Heiliger Sanktus „Ich müsst schnell zum Pieseln“, meint der Graffiti noch kurz bevor die Firmung von Sanktus Tochter Martina beginnt. Sanktus, der ihm kurze Zeit später folgt, überrascht seinen Freund in einem Handgemenge mit einem Geistlichen in den Waschräumen des Pfarrheims – der Abt, der die Firmung durchführt, wie sich später herausstellt. Nach der heiligen Messe wird Abt Philipp tot in der Sakristei aufgefunden, neben ihm eine blutige Monstranz sowie der Graffiti, der in der blutverschmierten Hand eine Karte mit dem Abbild Luzifers hält. Ist der Graffiti, bekennender Atheist, der Mörder, oder ist das ein weiteres Werk des Unbekannten mit der Luzifermaske, der in Internetbotschaften die Verfehlungen von Geistlichen, die Missbrauchsdelikte und die stockenden Diskussionen um den Zölibat und die Liberalisierung der Kirche anprangert? Pfarrer Remigius Hintermeier und sein afrikanischer Kollege Joseph „Sepp“ Mbewu bitten den Sanktus bei der Aufklärung um Hilfe. Für den Sanktus ist der Fall die Chance von daheim Reißaus zu nehmen. Seine Frau Kathi hat nämlich Besuch aus Dresden.

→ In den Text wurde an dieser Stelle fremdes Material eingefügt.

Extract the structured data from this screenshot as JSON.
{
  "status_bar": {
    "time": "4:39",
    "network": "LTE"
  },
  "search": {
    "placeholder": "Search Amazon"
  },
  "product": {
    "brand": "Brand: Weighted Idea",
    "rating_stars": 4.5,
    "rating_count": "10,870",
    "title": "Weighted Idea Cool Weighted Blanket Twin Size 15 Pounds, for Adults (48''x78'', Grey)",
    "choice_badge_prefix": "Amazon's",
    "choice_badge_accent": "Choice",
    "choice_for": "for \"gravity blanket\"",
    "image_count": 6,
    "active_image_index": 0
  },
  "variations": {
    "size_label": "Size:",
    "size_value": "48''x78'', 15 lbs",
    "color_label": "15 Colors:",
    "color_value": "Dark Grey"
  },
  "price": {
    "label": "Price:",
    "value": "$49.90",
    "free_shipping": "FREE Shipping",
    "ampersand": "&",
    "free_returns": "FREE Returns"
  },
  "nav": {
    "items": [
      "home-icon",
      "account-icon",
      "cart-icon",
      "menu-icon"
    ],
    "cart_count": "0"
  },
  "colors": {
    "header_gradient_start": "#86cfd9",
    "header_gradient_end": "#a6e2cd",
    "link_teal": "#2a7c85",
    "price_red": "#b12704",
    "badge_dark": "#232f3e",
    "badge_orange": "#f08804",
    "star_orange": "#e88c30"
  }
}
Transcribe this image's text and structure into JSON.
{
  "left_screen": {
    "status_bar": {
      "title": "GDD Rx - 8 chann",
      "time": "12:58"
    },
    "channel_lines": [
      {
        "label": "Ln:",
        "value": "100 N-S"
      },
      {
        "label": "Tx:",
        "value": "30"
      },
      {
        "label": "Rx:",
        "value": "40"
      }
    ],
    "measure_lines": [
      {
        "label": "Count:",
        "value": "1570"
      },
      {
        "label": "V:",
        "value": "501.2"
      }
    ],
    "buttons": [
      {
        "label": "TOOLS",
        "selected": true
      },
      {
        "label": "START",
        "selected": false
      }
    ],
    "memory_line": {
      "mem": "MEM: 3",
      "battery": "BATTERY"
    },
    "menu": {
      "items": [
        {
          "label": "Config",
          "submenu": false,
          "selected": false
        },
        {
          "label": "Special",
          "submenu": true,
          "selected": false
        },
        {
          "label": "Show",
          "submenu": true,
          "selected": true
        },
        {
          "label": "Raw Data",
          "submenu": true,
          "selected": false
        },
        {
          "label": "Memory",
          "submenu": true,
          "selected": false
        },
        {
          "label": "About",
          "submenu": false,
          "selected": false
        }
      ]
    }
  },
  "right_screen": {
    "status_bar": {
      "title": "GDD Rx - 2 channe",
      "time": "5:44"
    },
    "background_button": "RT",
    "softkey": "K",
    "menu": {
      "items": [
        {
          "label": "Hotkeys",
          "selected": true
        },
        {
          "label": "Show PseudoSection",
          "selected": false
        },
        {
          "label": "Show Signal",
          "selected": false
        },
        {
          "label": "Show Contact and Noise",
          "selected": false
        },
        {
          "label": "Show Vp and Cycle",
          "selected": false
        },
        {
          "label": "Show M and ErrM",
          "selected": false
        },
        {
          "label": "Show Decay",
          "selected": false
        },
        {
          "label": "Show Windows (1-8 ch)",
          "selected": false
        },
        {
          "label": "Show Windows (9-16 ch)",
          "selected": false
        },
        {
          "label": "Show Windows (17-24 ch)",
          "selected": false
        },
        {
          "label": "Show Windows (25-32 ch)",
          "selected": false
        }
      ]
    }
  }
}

Andreas Schröfl, 1975 in München geboren und aufgewachsen, erlernte das Handwerk des Brauers und Mälzers in einer Münchner Großbrauerei. Anschließend studierte er an der Universität Weihenstephan und arbeitete fünf Jahre als Braumeister in einer bayerischen Brauerei. Andreas Schröfl lebt mit seiner Familie in einem Dorf am Rande der Hallertau. Die Sanktus-Bier- und München-Krimis vereinigen seine Liebe zum Beruf, die Verbundenheit mit München und der bayerischen Tradition sowie seine langjährige Leidenschaft für Kriminalromane.

Impressum

Personen und Handlung sind frei erfunden.

Ähnlichkeiten mit lebenden oder toten Personen

sind rein zufällig und nicht beabsichtigt.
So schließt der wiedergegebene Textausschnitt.